Nice report Tom. I used to fish at Silver Lake when I was stationed at Dover AFB. I fished by the little dam/spillway for LMB. I even caught a few blue crabs while jigging for fish on the bottom of the creek/dam. Are there still mercury warnings there? I have not fished there since 1995. That whole area is dotted with little ponds and rivers. I thought you were fishing a small tidal spot/river right at the entrance to the Dover Capital. You can see it on the right hand side just as you are getting ready to hit downtown Dover. The bldgs in the picture reminded me of that spot. In the summer there are tons of lily pads there.


----------



## markedwards (Jan 29, 2001)

wanderboy said:


> i see you reel in real fast. r u doing it so the jig stays on top of the water or just the way that Crappie like their bait lively?
> 
> nice clip, btw.


it was windy that day and he had to reel fast to take up the slack and keep up with the drifting float.


----------



## Orest (Jul 28, 2003)

This what the "Delaware Fish Consumption Advisories" page says from the Delaware DNREC site.

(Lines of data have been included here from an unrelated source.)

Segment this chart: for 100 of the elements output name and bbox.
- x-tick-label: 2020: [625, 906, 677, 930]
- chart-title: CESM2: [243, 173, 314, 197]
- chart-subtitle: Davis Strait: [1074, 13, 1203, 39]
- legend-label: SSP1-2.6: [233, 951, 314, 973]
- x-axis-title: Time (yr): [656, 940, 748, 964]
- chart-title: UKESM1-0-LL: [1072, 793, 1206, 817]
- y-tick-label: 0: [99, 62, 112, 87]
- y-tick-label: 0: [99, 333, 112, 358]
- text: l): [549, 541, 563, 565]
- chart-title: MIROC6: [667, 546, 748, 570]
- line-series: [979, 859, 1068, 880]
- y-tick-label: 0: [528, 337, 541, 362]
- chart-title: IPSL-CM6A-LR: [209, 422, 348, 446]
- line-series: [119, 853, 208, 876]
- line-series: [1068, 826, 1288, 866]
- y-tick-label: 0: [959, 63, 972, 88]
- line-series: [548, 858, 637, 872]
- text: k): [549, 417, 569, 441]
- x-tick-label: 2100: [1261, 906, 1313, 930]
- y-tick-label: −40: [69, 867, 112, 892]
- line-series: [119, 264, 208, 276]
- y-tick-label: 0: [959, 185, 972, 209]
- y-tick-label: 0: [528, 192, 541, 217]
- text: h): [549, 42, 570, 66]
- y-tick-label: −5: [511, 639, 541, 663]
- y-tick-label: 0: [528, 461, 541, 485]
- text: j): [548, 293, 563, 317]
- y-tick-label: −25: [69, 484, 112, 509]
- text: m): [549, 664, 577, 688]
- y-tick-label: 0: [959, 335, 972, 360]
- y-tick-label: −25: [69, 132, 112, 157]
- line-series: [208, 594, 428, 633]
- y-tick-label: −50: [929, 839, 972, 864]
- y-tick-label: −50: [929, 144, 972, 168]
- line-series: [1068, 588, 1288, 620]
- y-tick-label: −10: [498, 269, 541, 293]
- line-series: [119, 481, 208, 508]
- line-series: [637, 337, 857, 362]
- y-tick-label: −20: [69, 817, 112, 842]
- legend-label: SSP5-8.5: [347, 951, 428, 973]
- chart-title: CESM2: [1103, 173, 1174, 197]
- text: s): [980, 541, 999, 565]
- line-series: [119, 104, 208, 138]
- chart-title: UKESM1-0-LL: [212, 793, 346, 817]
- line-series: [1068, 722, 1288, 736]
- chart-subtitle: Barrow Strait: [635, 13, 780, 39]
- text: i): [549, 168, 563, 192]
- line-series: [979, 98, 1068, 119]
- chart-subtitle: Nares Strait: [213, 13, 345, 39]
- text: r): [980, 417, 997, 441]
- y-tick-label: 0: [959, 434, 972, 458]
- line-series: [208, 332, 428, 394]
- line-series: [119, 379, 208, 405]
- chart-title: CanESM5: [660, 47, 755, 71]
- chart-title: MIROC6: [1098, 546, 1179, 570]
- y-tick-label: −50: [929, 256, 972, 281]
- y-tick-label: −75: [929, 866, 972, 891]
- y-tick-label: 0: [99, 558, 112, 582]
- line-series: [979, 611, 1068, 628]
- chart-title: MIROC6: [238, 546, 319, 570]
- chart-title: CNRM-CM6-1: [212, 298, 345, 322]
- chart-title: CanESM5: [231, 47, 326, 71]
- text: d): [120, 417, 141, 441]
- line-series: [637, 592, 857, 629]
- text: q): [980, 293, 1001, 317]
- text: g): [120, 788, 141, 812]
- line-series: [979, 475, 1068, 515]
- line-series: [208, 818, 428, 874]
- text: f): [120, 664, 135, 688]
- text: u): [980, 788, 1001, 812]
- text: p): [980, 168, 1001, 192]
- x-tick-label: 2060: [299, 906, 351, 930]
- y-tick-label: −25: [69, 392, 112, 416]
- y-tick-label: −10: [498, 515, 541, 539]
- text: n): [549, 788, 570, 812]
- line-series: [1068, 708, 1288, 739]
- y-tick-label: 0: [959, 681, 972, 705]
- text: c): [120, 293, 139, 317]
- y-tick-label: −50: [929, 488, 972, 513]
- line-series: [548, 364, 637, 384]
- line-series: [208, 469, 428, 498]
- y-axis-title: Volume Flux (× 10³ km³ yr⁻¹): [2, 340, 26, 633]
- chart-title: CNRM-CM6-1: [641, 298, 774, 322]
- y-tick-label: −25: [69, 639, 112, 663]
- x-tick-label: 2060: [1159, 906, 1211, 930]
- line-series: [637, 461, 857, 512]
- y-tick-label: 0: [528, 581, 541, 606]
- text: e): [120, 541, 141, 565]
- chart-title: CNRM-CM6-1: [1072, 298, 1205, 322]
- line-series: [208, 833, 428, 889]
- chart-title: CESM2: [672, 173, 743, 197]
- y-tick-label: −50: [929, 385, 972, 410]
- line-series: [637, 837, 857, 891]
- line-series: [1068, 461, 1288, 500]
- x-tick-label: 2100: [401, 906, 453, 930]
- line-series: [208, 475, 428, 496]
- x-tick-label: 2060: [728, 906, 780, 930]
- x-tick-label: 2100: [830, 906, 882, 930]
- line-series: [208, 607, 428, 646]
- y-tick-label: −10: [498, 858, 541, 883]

http://www.dnrec.delaware.gov/fw/Fisheries/Documents/Delaware_Fish_Advisory_Chart.pdf

The pond has PCBs, Dioxin, Mercury.


----------



## catman (May 28, 2001)

Damn, I'm a meat angler so I guess the drive to Silver Lake is out.

Silver Lake Dover All Finfish Entire Pond PCBs, Dioxin, Mercury
No more than two
meals per year.


----------



## dirtyhandslopez (Nov 17, 2006)

Thanks for that Tom.


----------